Read Blue Light of Home Online

Authors: Robin Smith

Tags: #Science Fiction, #Travel, #spanking, #romance, #Fantasy, #Time, #erotica, #futuristic

Blue Light of Home (10 page)

And sure enough, Vala inched his chair forward again, although he tried to get his knee against her and push her off as he did it. Skye let him think he’d won. She waited for him to start talking, and then reached up and closed her hand around his shaft.

No reaction, apart from another warning kick. The calm, concise quality of his voice never so much as hitched, not when she stroked him, not when she squeezed…

Not until she pried his thighs apart, pressed between them, and took him into her mouth.

BANG went his knees on the underside of the console, and whatever Vala was saying became a very short, very loud yelp. What she could see of his expression when she looked up past the console’s lip was hilariously composed.
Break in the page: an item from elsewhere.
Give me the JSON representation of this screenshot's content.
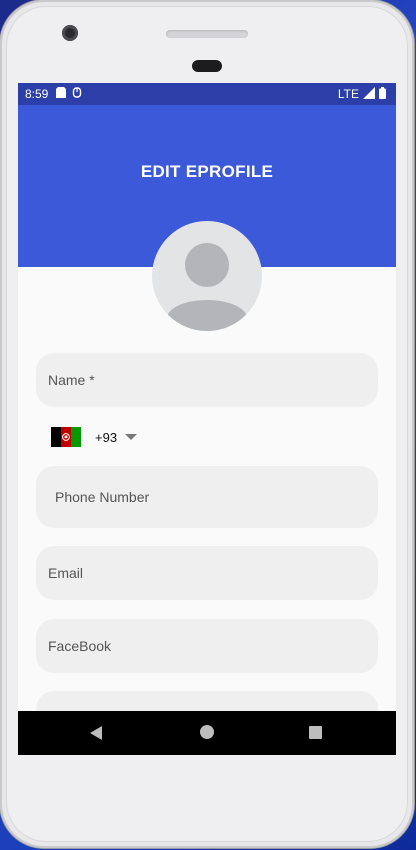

There followed a long pause during which Skye silently licked every inch of him with the very tip of her tongue.

A question. (“What the hell is wrong with you, boy?”)

Vala’s curt reply. (“Leg cramp. Please continue.”)
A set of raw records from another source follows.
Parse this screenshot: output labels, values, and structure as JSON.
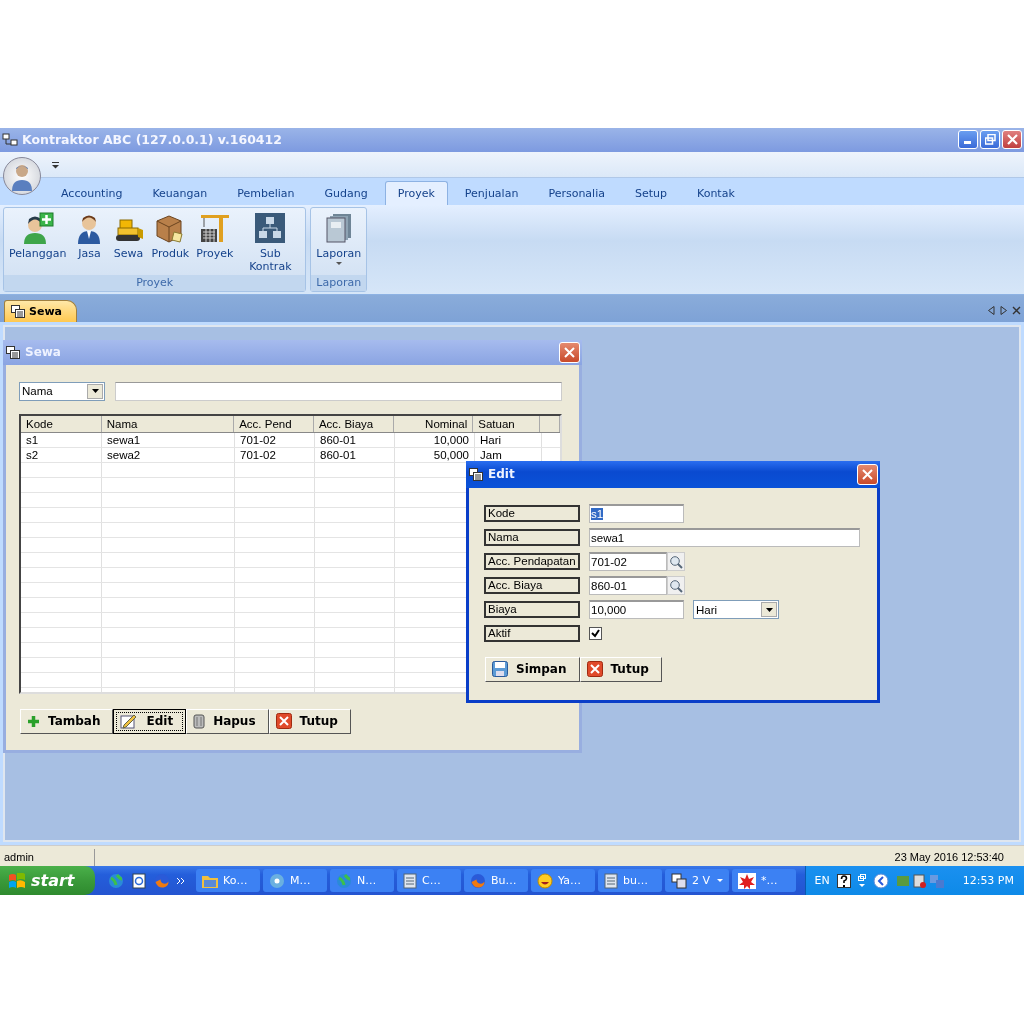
{
  "window": {
    "title": "Kontraktor ABC (127.0.0.1) v.160412"
  },
  "ribbon_tabs": [
    {
      "label": "Accounting",
      "selected": false
    },
    {
      "label": "Keuangan",
      "selected": false
    },
    {
      "label": "Pembelian",
      "selected": false
    },
    {
      "label": "Gudang",
      "selected": false
    },
    {
      "label": "Proyek",
      "selected": true
    },
    {
      "label": "Penjualan",
      "selected": false
    },
    {
      "label": "Personalia",
      "selected": false
    },
    {
      "label": "Setup",
      "selected": false
    },
    {
      "label": "Kontak",
      "selected": false
    }
  ],
  "ribbon_groups": [
    {
      "label": "Proyek",
      "buttons": [
        {
          "label": "Pelanggan",
          "kind": "customer"
        },
        {
          "label": "Jasa",
          "kind": "person"
        },
        {
          "label": "Sewa",
          "kind": "bulldozer"
        },
        {
          "label": "Produk",
          "kind": "box"
        },
        {
          "label": "Proyek",
          "kind": "crane"
        },
        {
          "label": "Sub Kontrak",
          "kind": "chart"
        }
      ]
    },
    {
      "label": "Laporan",
      "buttons": [
        {
          "label": "Laporan",
          "kind": "books",
          "dropdown": true
        }
      ]
    }
  ],
  "document_tabs": [
    {
      "label": "Sewa",
      "selected": true
    }
  ],
  "list_window": {
    "title": "Sewa",
    "active": false,
    "search": {
      "field": "Nama"
    },
    "table": {
      "columns": [
        {
          "label": "Kode",
          "kind": "text"
        },
        {
          "label": "Nama",
          "kind": "text"
        },
        {
          "label": "Acc. Pend",
          "kind": "text"
        },
        {
          "label": "Acc. Biaya",
          "kind": "text"
        },
        {
          "label": "Nominal",
          "kind": "number"
        },
        {
          "label": "Satuan",
          "kind": "text"
        }
      ],
      "rows": [
        [
          "s1",
          "sewa1",
          "701-02",
          "860-01",
          "10,000",
          "Hari"
        ],
        [
          "s2",
          "sewa2",
          "701-02",
          "860-01",
          "50,000",
          "Jam"
        ]
      ]
    },
    "buttons": [
      {
        "label": "Tambah",
        "kind": "add",
        "focused": false
      },
      {
        "label": "Edit",
        "kind": "edit",
        "focused": true
      },
      {
        "label": "Hapus",
        "kind": "delete",
        "focused": false
      },
      {
        "label": "Tutup",
        "kind": "close",
        "focused": false
      }
    ]
  },
  "edit_dialog": {
    "title": "Edit",
    "active": true,
    "fields": [
      {
        "label": "Kode",
        "kind": "text",
        "value": "s1",
        "highlighted": true
      },
      {
        "label": "Nama",
        "kind": "wide",
        "value": "sewa1",
        "highlighted": false
      },
      {
        "label": "Acc. Pendapatan",
        "kind": "lookup",
        "value": "701-02"
      },
      {
        "label": "Acc. Biaya",
        "kind": "lookup",
        "value": "860-01"
      },
      {
        "label": "Biaya",
        "kind": "amount",
        "value": "10,000",
        "unit": "Hari"
      },
      {
        "label": "Aktif",
        "kind": "checkbox",
        "checked": true
      }
    ],
    "buttons": [
      {
        "label": "Simpan",
        "kind": "save"
      },
      {
        "label": "Tutup",
        "kind": "close"
      }
    ]
  },
  "status_bar": {
    "user": "admin",
    "datetime": "23 May 2016  12:53:40"
  },
  "taskbar": {
    "start": "start",
    "tasks": [
      {
        "label": "Ko…",
        "kind": "folder"
      },
      {
        "label": "M…",
        "kind": "disc"
      },
      {
        "label": "N…",
        "kind": "globe"
      },
      {
        "label": "C…",
        "kind": "document"
      },
      {
        "label": "Bu…",
        "kind": "browser"
      },
      {
        "label": "Ya…",
        "kind": "smiley"
      },
      {
        "label": "bu…",
        "kind": "document"
      },
      {
        "label": "2 V",
        "kind": "stack",
        "dropdown": true
      },
      {
        "label": "*…",
        "kind": "splat"
      }
    ],
    "language": "EN",
    "clock": "12:53 PM"
  }
}
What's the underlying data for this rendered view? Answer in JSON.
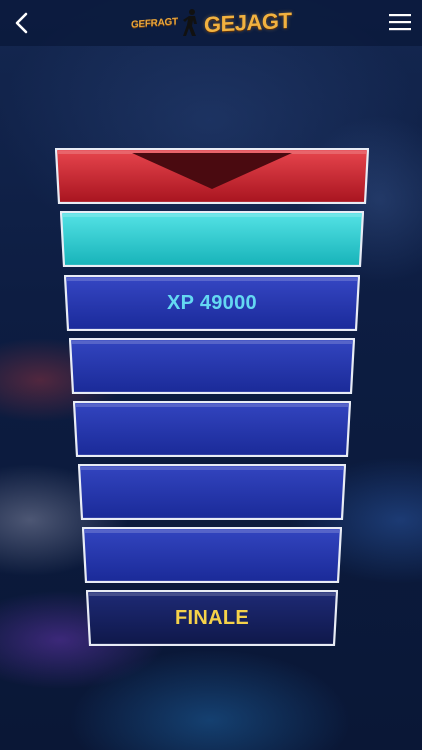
{
  "header": {
    "logo_small": "GEFRAGT",
    "logo_big": "GEJAGT",
    "back_icon": "chevron-left-icon",
    "menu_icon": "hamburger-menu-icon"
  },
  "ladder": {
    "steps": [
      {
        "kind": "chaser",
        "label": "",
        "fill_top": "#e8464e",
        "fill_bottom": "#a8141f"
      },
      {
        "kind": "player",
        "label": "",
        "fill_top": "#55e3e6",
        "fill_bottom": "#17b3b9"
      },
      {
        "kind": "amount",
        "label": "XP 49000",
        "fill_top": "#3647c4",
        "fill_bottom": "#1a2a9a",
        "text_color": "#64d8f2"
      },
      {
        "kind": "empty",
        "label": "",
        "fill_top": "#3345c0",
        "fill_bottom": "#1a2a98"
      },
      {
        "kind": "empty",
        "label": "",
        "fill_top": "#3345c0",
        "fill_bottom": "#1a2a98"
      },
      {
        "kind": "empty",
        "label": "",
        "fill_top": "#3345c0",
        "fill_bottom": "#1a2a98"
      },
      {
        "kind": "empty",
        "label": "",
        "fill_top": "#3345c0",
        "fill_bottom": "#1a2a98"
      },
      {
        "kind": "finale",
        "label": "FINALE",
        "fill_top": "#1e2a76",
        "fill_bottom": "#0f184a",
        "text_color": "#f5d24a"
      }
    ]
  }
}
After another stretch of seconds, the other alien said something else, and Vala continued whatever report he was making. He also reached down almost at once and smacked blindly beneath the console, catching her once in the ear and twice in the shoulder. She didn’t let it stop her from sucking lightly at the head of him, and then, as the report droned on overhead to its rousing conclusion, opening to take him deep into her throat. She began to move, not as smoothly as she would have liked owing to the cramped quarters, but she must have been effective because whatever Vala was saying just…sort of…drifted…to a stop.

He sat there, raggedly breathing, thighs now opened wide with Skye between them. Imagining his likeliest expression kept her entertained as the quiet stretched out.
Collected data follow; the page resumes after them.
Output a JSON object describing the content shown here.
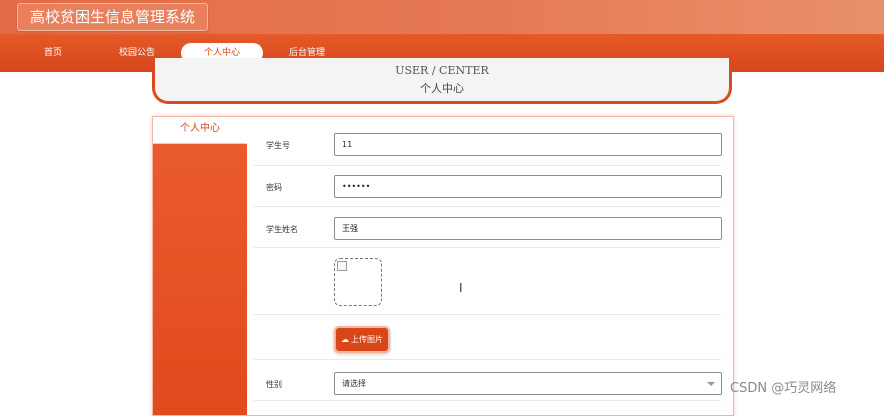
{
  "app": {
    "title": "高校贫困生信息管理系统"
  },
  "nav": {
    "items": [
      {
        "label": "首页"
      },
      {
        "label": "校园公告"
      },
      {
        "label": "个人中心"
      },
      {
        "label": "后台管理"
      }
    ],
    "active": "个人中心"
  },
  "hero": {
    "en": "USER / CENTER",
    "cn": "个人中心"
  },
  "sidebar": {
    "tab": "个人中心"
  },
  "form": {
    "student_no": {
      "label": "学生号",
      "value": "11"
    },
    "password": {
      "label": "密码",
      "value": "••••••"
    },
    "name": {
      "label": "学生姓名",
      "value": "王强"
    },
    "upload": {
      "label": "上传图片"
    },
    "gender": {
      "label": "性别",
      "placeholder": "请选择"
    }
  },
  "watermark": "CSDN @巧灵网络",
  "colors": {
    "brand": "#d9461a",
    "topbar": "#e57a54"
  }
}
At last, a puzzled sort of query from the other alien.

Vala’s only answer was a terse grunt.

Another pause. Skye moved a bit faster.

The other alien started talking again. Skye took advantage of the covering sound to hum very softly as she worked. Vala twitched hard, started to reach for her again, changed his mind and gripped the console instead. She could hear his claws scraping at the metal, and so could his friend apparently, who began to wrap it up with the rambling, rapid tone of someone who all at once realizes they are talking to a crazy person. Skye drew back to alternately suck and lap at him, and he, with a sudden, draconian snarl (the other alien shut right up), came in a musky flood across her tongue.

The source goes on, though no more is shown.